WDYTYA? - Marvin Hulmes + Robert Rinder



As I didn't have time to do my write-up of Marvin Hulmes' episode of Who Do You Think You Are? last week, I figured I'd combine that write-up with the write-up for this week's episode, featuring Robert Rinder.




vintage butterflies





Marvin Hulmes' episode showed the difficulty of coming to terms with the past from where we are in the present.

Slavery is, and was, wrong. But it was not only white people who owned slaves.

As Marvin learned during his time in Jamaica, free black people also often owned slaves. Coming to terms with that is not the easiest of things to do, especially from Marvin's position of being descended from both black slaves and black slave owners.

Marvin's episode also showed that it can be unfair to judge people - such as his mother's grandfather, known as 'Old Man Buckingham' and thought of as grumpy and standoffish - without knowing their stories.

Old Man Buckingham's story was one of the worst kinds of luck, encompassing workhouse stays, abandonment by his parents, a painful disease as a child, and being shipwrecked twice.

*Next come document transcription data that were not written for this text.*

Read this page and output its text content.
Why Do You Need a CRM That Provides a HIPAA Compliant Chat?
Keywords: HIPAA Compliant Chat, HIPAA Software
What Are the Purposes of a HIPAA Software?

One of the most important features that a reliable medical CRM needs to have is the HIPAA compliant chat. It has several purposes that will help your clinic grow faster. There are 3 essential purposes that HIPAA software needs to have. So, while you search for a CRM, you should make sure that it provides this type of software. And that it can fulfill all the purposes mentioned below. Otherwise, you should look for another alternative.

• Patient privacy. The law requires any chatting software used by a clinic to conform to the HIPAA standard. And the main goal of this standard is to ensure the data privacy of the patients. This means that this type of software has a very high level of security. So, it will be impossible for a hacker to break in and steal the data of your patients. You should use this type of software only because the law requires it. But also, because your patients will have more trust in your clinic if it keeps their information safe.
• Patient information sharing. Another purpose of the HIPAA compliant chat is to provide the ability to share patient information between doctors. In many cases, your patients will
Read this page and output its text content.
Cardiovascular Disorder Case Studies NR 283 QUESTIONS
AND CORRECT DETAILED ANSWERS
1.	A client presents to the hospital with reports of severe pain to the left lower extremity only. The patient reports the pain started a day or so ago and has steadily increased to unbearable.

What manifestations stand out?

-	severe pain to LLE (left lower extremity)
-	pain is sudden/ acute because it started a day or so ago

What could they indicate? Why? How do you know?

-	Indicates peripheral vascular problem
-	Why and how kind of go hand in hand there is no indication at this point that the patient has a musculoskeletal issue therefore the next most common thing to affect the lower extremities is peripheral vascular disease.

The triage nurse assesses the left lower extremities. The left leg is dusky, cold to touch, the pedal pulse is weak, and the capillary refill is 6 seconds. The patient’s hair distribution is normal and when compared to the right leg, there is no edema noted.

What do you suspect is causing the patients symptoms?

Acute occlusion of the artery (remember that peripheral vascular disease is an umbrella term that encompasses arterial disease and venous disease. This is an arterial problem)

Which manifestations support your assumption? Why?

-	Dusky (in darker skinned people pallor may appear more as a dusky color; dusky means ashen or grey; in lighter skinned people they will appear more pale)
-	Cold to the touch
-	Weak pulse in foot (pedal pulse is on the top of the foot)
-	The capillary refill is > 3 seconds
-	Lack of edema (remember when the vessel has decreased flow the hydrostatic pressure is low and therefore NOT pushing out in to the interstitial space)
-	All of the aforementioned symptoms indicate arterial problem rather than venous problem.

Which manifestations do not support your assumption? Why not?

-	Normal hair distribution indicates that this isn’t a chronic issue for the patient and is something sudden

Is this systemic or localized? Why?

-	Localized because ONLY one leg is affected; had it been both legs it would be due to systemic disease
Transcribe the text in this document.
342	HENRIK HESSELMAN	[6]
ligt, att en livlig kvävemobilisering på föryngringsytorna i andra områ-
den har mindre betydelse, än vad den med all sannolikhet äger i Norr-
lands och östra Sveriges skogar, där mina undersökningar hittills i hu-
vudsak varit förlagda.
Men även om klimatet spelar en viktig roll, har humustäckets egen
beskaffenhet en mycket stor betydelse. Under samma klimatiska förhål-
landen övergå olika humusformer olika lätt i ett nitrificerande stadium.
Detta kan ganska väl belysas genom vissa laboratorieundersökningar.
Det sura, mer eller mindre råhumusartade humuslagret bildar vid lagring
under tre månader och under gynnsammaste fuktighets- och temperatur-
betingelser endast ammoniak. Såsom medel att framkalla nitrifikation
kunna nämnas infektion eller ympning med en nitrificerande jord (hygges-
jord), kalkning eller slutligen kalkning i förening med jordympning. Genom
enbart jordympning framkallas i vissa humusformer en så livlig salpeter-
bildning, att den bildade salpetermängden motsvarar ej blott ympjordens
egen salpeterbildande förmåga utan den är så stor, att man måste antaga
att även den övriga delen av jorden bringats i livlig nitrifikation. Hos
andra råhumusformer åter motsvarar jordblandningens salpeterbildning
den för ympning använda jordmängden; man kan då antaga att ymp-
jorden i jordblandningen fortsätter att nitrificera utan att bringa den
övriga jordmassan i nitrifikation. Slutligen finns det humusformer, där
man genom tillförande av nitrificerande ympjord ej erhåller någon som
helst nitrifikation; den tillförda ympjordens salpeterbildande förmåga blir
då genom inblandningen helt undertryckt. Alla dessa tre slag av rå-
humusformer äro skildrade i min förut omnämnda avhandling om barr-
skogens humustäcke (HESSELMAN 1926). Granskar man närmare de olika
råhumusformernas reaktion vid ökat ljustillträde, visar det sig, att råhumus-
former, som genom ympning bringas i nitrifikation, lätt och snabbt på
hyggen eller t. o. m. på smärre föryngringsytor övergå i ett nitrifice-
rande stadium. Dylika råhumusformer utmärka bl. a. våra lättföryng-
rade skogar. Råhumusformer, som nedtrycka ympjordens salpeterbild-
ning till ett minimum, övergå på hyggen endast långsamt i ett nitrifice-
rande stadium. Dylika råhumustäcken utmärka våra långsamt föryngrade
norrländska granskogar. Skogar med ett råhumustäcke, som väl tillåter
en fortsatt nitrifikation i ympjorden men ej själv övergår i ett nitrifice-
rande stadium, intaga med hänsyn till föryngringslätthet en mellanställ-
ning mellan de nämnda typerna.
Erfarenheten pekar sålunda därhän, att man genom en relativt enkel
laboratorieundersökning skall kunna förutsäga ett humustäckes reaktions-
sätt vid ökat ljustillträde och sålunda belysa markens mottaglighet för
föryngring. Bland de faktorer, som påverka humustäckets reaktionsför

Such a background is enough to make anyone a little standoffish.



Robert Rinder's episode explored a lot of the same themes, albeit from a completely different aspect of geography and history.

Judge Rinder's family story covered the horrors and uncertainties of the 20th Century, and their affects on the lives of those who lived through them.

The Holocaust, as his grandfather's old friend and fellow Holocaust-survivor told Robert Rinder, is something that should never be forgotten - what the Jewish people and other victims of the Holocaust suffered is something we should never let ourselves forget, so that we never, ever, repeat it.

It also showed, very clearly, that the rules are sometimes meant to be broken. Rinder's grandfather lied about his age in order to be allowed to move to the UK, and re-start his life. As uncomfortable as it made Rinder, it seems an exceptionally small sin when compared with those committed against him.